# MV Polythene



## atrelbeldo (Aug 29, 2007)

hello all
I am trying to research the coaster mv polythene between 1960 1970 I would be grateful of any information.
many thank,s
Den


----------



## Pat Kennedy (Apr 14, 2007)

There is a long and very informative thread on the ICI boats, including Polythene which gets several mentions at;
http://www.shipsnostalgia.com/showthread.php?t=16823&highlight=Alkali

There are within the thread a couple of sources given for further information which you may find helpful.
Regards, 
Pat


----------



## shipmate17 (Jun 1, 2005)

Hi,
POLYTHENE id 5281647 Built 1949 by Goole SB. grt 330. 1982 HUMILITY. deleted 1988. Owners Imperial Chemical Ind Ltd,A.C. Stewart & W.G. Stewart., F.A.G. & J Kennedy, W.P. Thompson, Hurst & Co Ltd.
Cheers.


----------



## n. liddell (sparks) (Nov 21, 2008)

You don't mention if you have any pics of the vessel - if not there are some on www.photoship.co.uk - BV


----------



## atrelbeldo (Aug 29, 2007)

*mv polythene*

Many thank,s for the information it is most helpful
.Den


----------



## Seamemories (Jul 26, 2012)

I was skipper of the M.V. Polythene from around 1976 until she was sold a year later to a guy named Ivor or Ivan Tann who was based in Shoreham and whose company was based in Denmark. At the time she was sold she was owned by a company named Hurst Shipping and was registered in Liverpool. Myself and the mate and engineer were Irish and the cook and deckhands were from the Cape Verde Islands.

While anchored in the Mersey and bound for the Manchester Ship Canal at one stage, the windlass motor which was electric, burned out. We needed to get to Eastham Locks in a hurry, so the only choice was to let the anchor and cable go and hope to retrieve it at a later date. However the ship was then sold, before we got the opportunity.

The guy who bought the ship was in the business of buying and then selling old ships (the Polythene was build in 1949) to companies in the Leeward Islands. This is where the M.V. Polythene ended up and sadly, while at anchor there during a hurricane, she dragged her one remaining anchor and was lost with all hands.


----------



## Erimus (Feb 20, 2012)

Well you can't get a better answer than that one....thanks 'seamemories'.......

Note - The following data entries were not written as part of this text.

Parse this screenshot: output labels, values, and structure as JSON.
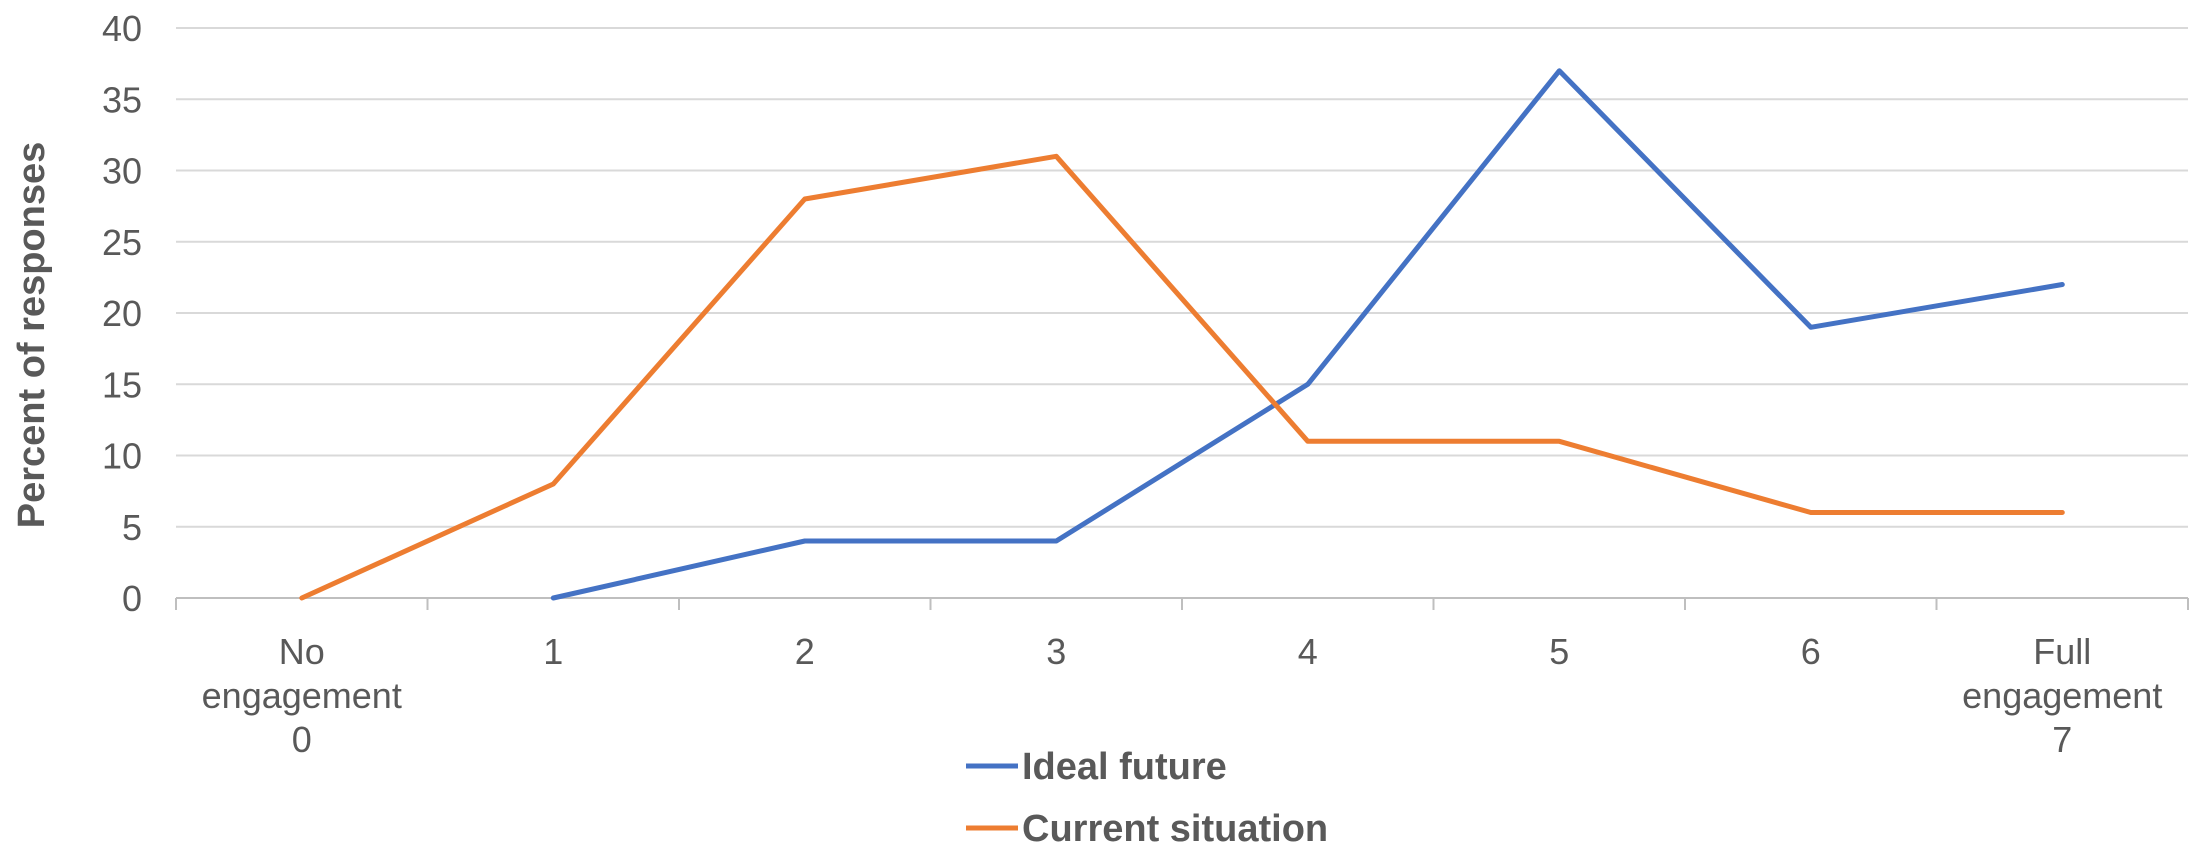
{
  "chart_data": {
    "type": "line",
    "categories": [
      [
        "No",
        "engagement",
        "0"
      ],
      [
        "1"
      ],
      [
        "2"
      ],
      [
        "3"
      ],
      [
        "4"
      ],
      [
        "5"
      ],
      [
        "6"
      ],
      [
        "Full",
        "engagement",
        "7"
      ]
    ],
    "ylabel": "Percent of responses",
    "xlabel": "",
    "ylim": [
      0,
      40
    ],
    "yticks": [
      0,
      5,
      10,
      15,
      20,
      25,
      30,
      35,
      40
    ],
    "grid": true,
    "legend_position": "bottom",
    "series": [
      {
        "name": "Ideal future",
        "color": "#4472C4",
        "values": [
          null,
          0,
          4,
          4,
          15,
          37,
          19,
          22
        ]
      },
      {
        "name": "Current situation",
        "color": "#ED7D31",
        "values": [
          0,
          8,
          28,
          31,
          11,
          11,
          6,
          6
        ]
      }
    ]
  }
}
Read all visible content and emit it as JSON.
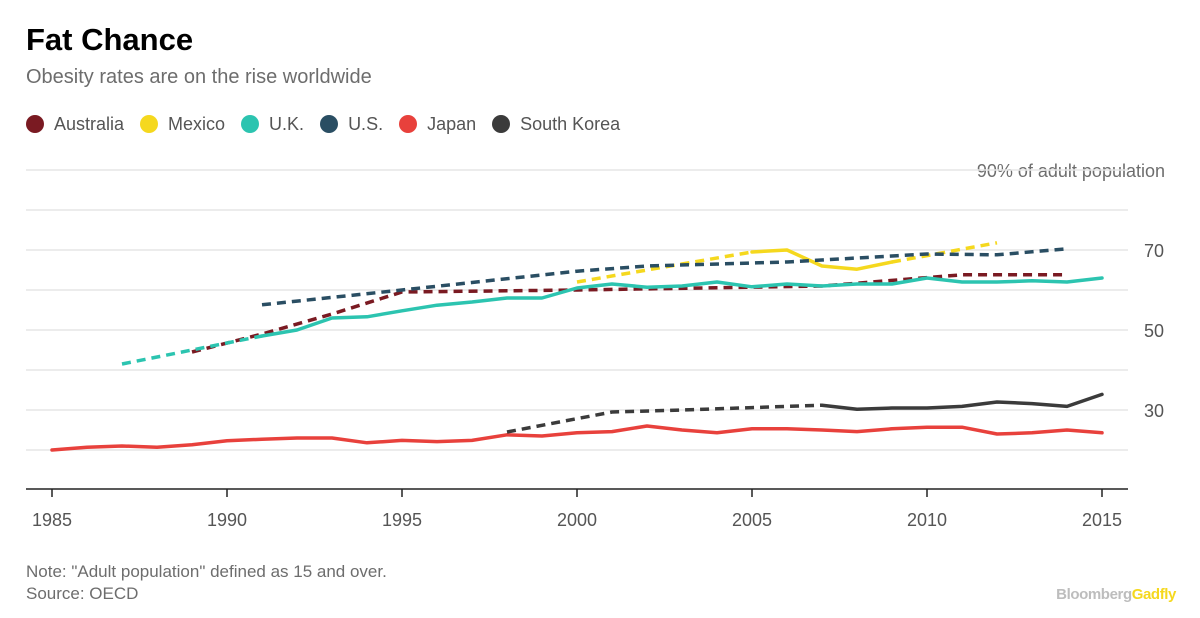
{
  "header": {
    "title": "Fat Chance",
    "subtitle": "Obesity rates are on the rise worldwide"
  },
  "footer": {
    "note": "Note: \"Adult population\" defined as 15 and over.",
    "source": "Source: OECD",
    "brand_part1": "Bloomberg",
    "brand_part2": "Gadfly"
  },
  "chart_data": {
    "type": "line",
    "title": "Fat Chance",
    "subtitle": "Obesity rates are on the rise worldwide",
    "unit_label": "90% of adult population",
    "xlim": [
      1985,
      2015
    ],
    "ylim": [
      10,
      90
    ],
    "x_ticks": [
      "1985",
      "1990",
      "1995",
      "2000",
      "2005",
      "2010",
      "2015"
    ],
    "y_ticks": [
      {
        "value": 70,
        "label": "70"
      },
      {
        "value": 50,
        "label": "50"
      },
      {
        "value": 30,
        "label": "30"
      }
    ],
    "gridlines": [
      20,
      30,
      40,
      50,
      60,
      70,
      80,
      90
    ],
    "grid": true,
    "legend_position": "top-left",
    "series": [
      {
        "name": "Australia",
        "color": "#7a1a22",
        "segments": [
          {
            "style": "dashed",
            "points": [
              [
                1989,
                44.5
              ],
              [
                1991,
                49
              ],
              [
                1993,
                54
              ],
              [
                1995,
                59.5
              ],
              [
                2000,
                60
              ],
              [
                2007,
                61
              ],
              [
                2011,
                63.8
              ],
              [
                2014,
                63.8
              ]
            ]
          }
        ]
      },
      {
        "name": "Mexico",
        "color": "#f5d81e",
        "segments": [
          {
            "style": "dashed",
            "points": [
              [
                2000,
                62
              ],
              [
                2005,
                69.5
              ]
            ]
          },
          {
            "style": "solid",
            "points": [
              [
                2005,
                69.5
              ],
              [
                2006,
                70
              ],
              [
                2007,
                66
              ],
              [
                2008,
                65.2
              ],
              [
                2009,
                67
              ]
            ]
          },
          {
            "style": "dashed",
            "points": [
              [
                2009,
                67
              ],
              [
                2012,
                71.8
              ]
            ]
          }
        ]
      },
      {
        "name": "U.K.",
        "color": "#2cc4b0",
        "segments": [
          {
            "style": "dashed",
            "points": [
              [
                1987,
                41.5
              ],
              [
                1991,
                48.5
              ]
            ]
          },
          {
            "style": "solid",
            "points": [
              [
                1991,
                48.5
              ],
              [
                1992,
                50
              ],
              [
                1993,
                53
              ],
              [
                1994,
                53.3
              ],
              [
                1995,
                54.8
              ],
              [
                1996,
                56.2
              ],
              [
                1997,
                57
              ],
              [
                1998,
                58
              ],
              [
                1999,
                58
              ],
              [
                2000,
                60.5
              ],
              [
                2001,
                61.5
              ],
              [
                2002,
                60.7
              ],
              [
                2003,
                61
              ],
              [
                2004,
                62
              ],
              [
                2005,
                60.8
              ],
              [
                2006,
                61.5
              ],
              [
                2007,
                61
              ],
              [
                2008,
                61.5
              ],
              [
                2009,
                61.5
              ],
              [
                2010,
                63
              ],
              [
                2011,
                62
              ],
              [
                2012,
                62
              ],
              [
                2013,
                62.3
              ],
              [
                2014,
                62
              ],
              [
                2015,
                63
              ]
            ]
          }
        ]
      },
      {
        "name": "U.S.",
        "color": "#2a4e63",
        "segments": [
          {
            "style": "dashed",
            "points": [
              [
                1991,
                56.3
              ],
              [
                1995,
                60
              ],
              [
                2000,
                64.7
              ],
              [
                2002,
                66
              ],
              [
                2006,
                67
              ],
              [
                2010,
                69
              ],
              [
                2012,
                68.8
              ],
              [
                2014,
                70.3
              ]
            ]
          }
        ]
      },
      {
        "name": "Japan",
        "color": "#e8413c",
        "segments": [
          {
            "style": "solid",
            "points": [
              [
                1985,
                20
              ],
              [
                1986,
                20.7
              ],
              [
                1987,
                21
              ],
              [
                1988,
                20.7
              ],
              [
                1989,
                21.3
              ],
              [
                1990,
                22.3
              ],
              [
                1991,
                22.7
              ],
              [
                1992,
                23
              ],
              [
                1993,
                23
              ],
              [
                1994,
                21.8
              ],
              [
                1995,
                22.4
              ],
              [
                1996,
                22.1
              ],
              [
                1997,
                22.4
              ],
              [
                1998,
                23.8
              ],
              [
                1999,
                23.5
              ],
              [
                2000,
                24.3
              ],
              [
                2001,
                24.6
              ],
              [
                2002,
                26
              ],
              [
                2003,
                25
              ],
              [
                2004,
                24.3
              ],
              [
                2005,
                25.3
              ],
              [
                2006,
                25.3
              ],
              [
                2007,
                25
              ],
              [
                2008,
                24.6
              ],
              [
                2009,
                25.3
              ],
              [
                2010,
                25.7
              ],
              [
                2011,
                25.7
              ],
              [
                2012,
                24
              ],
              [
                2013,
                24.3
              ],
              [
                2014,
                25
              ],
              [
                2015,
                24.3
              ]
            ]
          }
        ]
      },
      {
        "name": "South Korea",
        "color": "#3b3b3b",
        "segments": [
          {
            "style": "dashed",
            "points": [
              [
                1998,
                24.5
              ],
              [
                2001,
                29.5
              ],
              [
                2003,
                30
              ],
              [
                2005,
                30.6
              ],
              [
                2007,
                31.2
              ]
            ]
          },
          {
            "style": "solid",
            "points": [
              [
                2007,
                31.2
              ],
              [
                2008,
                30.2
              ],
              [
                2009,
                30.5
              ],
              [
                2010,
                30.5
              ],
              [
                2011,
                30.9
              ],
              [
                2012,
                32
              ],
              [
                2013,
                31.6
              ],
              [
                2014,
                30.9
              ],
              [
                2015,
                33.9
              ]
            ]
          }
        ]
      }
    ]
  }
}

Being on the Tees we saw her often..

geoff


----------



## atrelbeldo (Aug 29, 2007)

Erimus said:


> Well you can't get a better answer than that one....thanks 'seamemories'.......
> 
> Being on the Tees we saw her often..
> 
> geoff


I agree erimus many thanks for the information Seamemories much appreciated


----------



## David Medland (Oct 19, 2011)

atrelbeldo said:


> hello all
> I am trying to research the coaster mv polythene between 1960 1970 I would be grateful of any information.
> many thank,s
> Den


Hello Den,

Just came across your original post.

My Dad was on the MV Polythene. He was in the Merchant Navy from 1922 to 1960.

See piccie.

See Post at : http://www.shipsnostalgia.com/showthread.php?t=41348&highlight=Christopher+Medland

David.


----------